A Multifaceted Body of Work
Widewalls: Your body of work is eclectic and it can be divided into eight distinct stylistic phases. Could you tell us something about these stylistic transformations and what inspired them?
SB: My body of work to date can be divided into nine distinct collections.These collections have come together over a 39 year period. Each collection is still ‘live’ and l dip in however lm inspired. I can be working on up to six styles concurrently. Each collection has a history of study, research, invention and innovation too involved to mention here…. but concisely.
1.Project Street Level. Eight years working on the streets of Manhattan as a bike messenger living in the fast lane creates the Manhattan collection. Initialised in 1980.
2. Drawing on my early travels and study of world art, study of the Tarot and a dream in which Picasso gave me a lesson in technique creates the Fools collection. Intialised in 1989.
3. Teenage studies at the Parthenon in Athens and an education in Greek and Roman art creates the High Classiccal collection. Initialised 1993.
4. Early Studies in Kathmandu in 1974 and a continued interest in Tibetan art creates the Images of Enlightenment collection. Initialised 1994.
5. A childhood fascination with the sculptures of the Cyclades and a challenge from my wife to paint better than Modigliani created the School of Paris collection. Initialised 1999.
6. My Trading Shoe Leather Tour in 2004 lead to St Remy where l decided to get into the mind of Van Gogh and created the Divisionist collection. Initiated 2004.
7. Studies of classical geometry lead to discoveries of natural occurrences in geometric perfection which creates the Spatial Relations collection. Initiated 2008.
8. A drive to create opulence and magnificence with hand ground pigments and precious metals creates the Neo-Nouveau. Initiated 2009.
9. l was tired of being the Master. Tired of my skill and excellence and wanted to turn it all on its head. And a challenge to return to the cutting edge made it all complete and creates the Sharp Edge 21st Century Neo Expressionist New York City Style. Initiated 2018.

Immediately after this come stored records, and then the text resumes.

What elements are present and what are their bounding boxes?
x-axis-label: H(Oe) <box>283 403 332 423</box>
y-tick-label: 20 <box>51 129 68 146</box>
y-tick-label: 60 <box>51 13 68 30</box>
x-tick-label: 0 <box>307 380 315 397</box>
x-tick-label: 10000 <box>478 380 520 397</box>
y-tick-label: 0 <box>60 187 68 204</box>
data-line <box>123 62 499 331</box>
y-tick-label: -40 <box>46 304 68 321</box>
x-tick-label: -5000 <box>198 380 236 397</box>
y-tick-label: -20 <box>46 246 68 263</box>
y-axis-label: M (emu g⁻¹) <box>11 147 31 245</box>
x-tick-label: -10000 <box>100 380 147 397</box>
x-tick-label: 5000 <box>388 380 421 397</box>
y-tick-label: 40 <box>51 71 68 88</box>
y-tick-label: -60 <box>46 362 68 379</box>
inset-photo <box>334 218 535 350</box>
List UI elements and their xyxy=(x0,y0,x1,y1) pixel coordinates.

Widewalls: The majority of your oeuvre has a very textural quality due to the use of hand-ground pigments. Could you tell us something about this working method?

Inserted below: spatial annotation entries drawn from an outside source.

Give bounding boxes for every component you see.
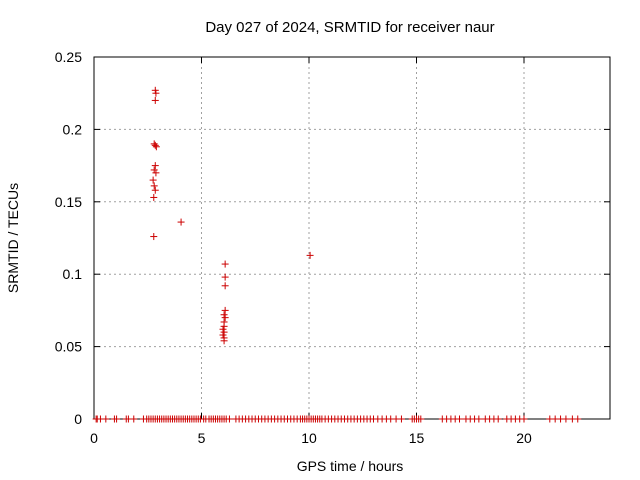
y-tick-label: 0 xyxy=(74,411,82,427)
y-tick-label: 0.05 xyxy=(55,339,82,355)
data-point xyxy=(151,96,159,104)
data-point xyxy=(150,182,158,190)
data-point-zero xyxy=(102,415,110,423)
x-tick-label: 0 xyxy=(90,430,98,446)
x-tick-label: 20 xyxy=(516,430,532,446)
data-point-zero xyxy=(130,415,138,423)
tick-label-layer: 0 0.05 0.1 0.15 0.2 0.25 0 5 10 15 20 xyxy=(55,49,532,446)
data-point xyxy=(221,282,229,290)
data-point-zero xyxy=(417,415,425,423)
data-point xyxy=(151,141,159,149)
data-point xyxy=(152,89,160,97)
y-tick-label: 0.2 xyxy=(63,121,83,137)
data-point xyxy=(219,331,227,339)
data-point-zero xyxy=(562,415,570,423)
y-axis-label: SRMTID / TECUs xyxy=(5,183,21,293)
data-point xyxy=(151,86,159,94)
data-point xyxy=(221,306,229,314)
y-tick-label: 0.1 xyxy=(63,266,83,282)
data-point-zero xyxy=(494,415,502,423)
data-point xyxy=(220,311,228,319)
data-point xyxy=(150,166,158,174)
data-point-zero xyxy=(113,415,121,423)
data-point xyxy=(152,169,160,177)
x-axis-label: GPS time / hours xyxy=(297,458,404,474)
data-point xyxy=(221,273,229,281)
data-point xyxy=(152,143,160,151)
data-point xyxy=(151,186,159,194)
grid-layer xyxy=(94,57,610,419)
tick-layer xyxy=(93,56,610,420)
data-point-zero xyxy=(225,415,233,423)
data-point xyxy=(149,176,157,184)
data-point-zero xyxy=(456,415,463,423)
data-point xyxy=(306,251,314,259)
x-tick-label: 15 xyxy=(409,430,425,446)
data-point-zero xyxy=(520,415,528,423)
data-point-zero xyxy=(574,415,582,423)
data-point xyxy=(150,233,158,241)
data-marks xyxy=(92,86,582,423)
data-point-zero xyxy=(397,415,405,423)
data-point xyxy=(220,337,228,345)
y-tick-label: 0.25 xyxy=(55,49,82,65)
plot-frame xyxy=(93,56,611,420)
x-tick-label: 10 xyxy=(301,430,317,446)
data-point-zero xyxy=(475,415,483,423)
x-tick-label: 5 xyxy=(198,430,206,446)
y-tick-label: 0.15 xyxy=(55,194,82,210)
data-point xyxy=(221,314,229,322)
data-point xyxy=(221,260,229,268)
data-point xyxy=(177,218,185,226)
chart-title: Day 027 of 2024, SRMTID for receiver nau… xyxy=(205,19,494,36)
data-point xyxy=(150,193,158,201)
data-point xyxy=(151,162,159,170)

SB: Creating masterpieces using hand ground pigments, ground marble and other ground stone including volcanic rock gathered by myself on Mt Vesuvius is a very delicate operation needing years of study and experience. Through my experiments l have created a plethora of textures that can compete with the finest paintings of any age. I set as my standard the quality of craftsmanship adhered to by great Masters through the ages setting new standards for Modern art.
Widewalls: In your more recent body of work, you have been exploring Neo-Expressionism, moving to acrylic. How did these dynamic and vibrant paintings come to be?

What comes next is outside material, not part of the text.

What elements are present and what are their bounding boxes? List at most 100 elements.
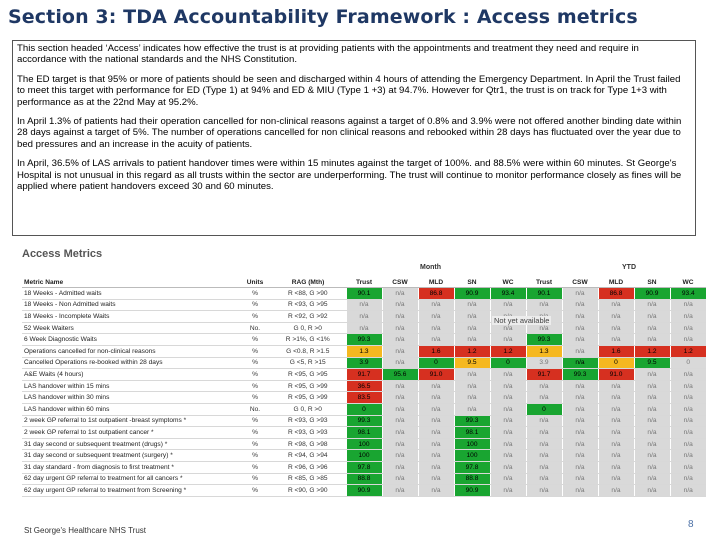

SB: I went to Nepal seeking a Tibetan painting Master to absorb his knowledge and gain his lineage. But the situation took a change in events when l met a young America who tried to convince me to return to the avant guard. I went to the top of a ten thousand foot mountain and sat there contemplating for ten days and when l came down l was ready for my return to the cutting edge. Intending to invent and evolve a Slash and Burn technique that went beyond the cutting edge into the Sharp Edge 21st Century Neo Expressionist New York City style.
And a New technique, acrylic, which compared with the hand ground pigments of other collections is an absolute walk in the park.
A Contemporary Picasso
Widewalls: Your work has often been compared to that of Pablo Picasso. How do you see this comparison?
SB: l am the Man with the Billion Dollar Hand. The skill of it is unbelievable. The diverse body of work that is being created by it will be celebrated through the ages. It is capable of the finest craftsmanship and exceptional creativity but it also has a social conscience that insists on creating awareness and helping Humanity. This is why lm often compared to Picasso who came and taught us how to work but nobody listened…. until Sax Berlin.
Widewalls: What’s next for you? Any future plans and projects you would like to share?
SB: Right now I’m in Spain where I’ve created studios in the desert, by the sea and in the mountains. Creating a Spanish collection bringing the influence of 10th Century Spanish frescos to Street Style.
My next move is to Manhattan where I’ll get back in the fast lane with my finger on the pulse of the City, paint on the streets and return to my halls of study in the Met, Moma and the Goog…. and see what evolves.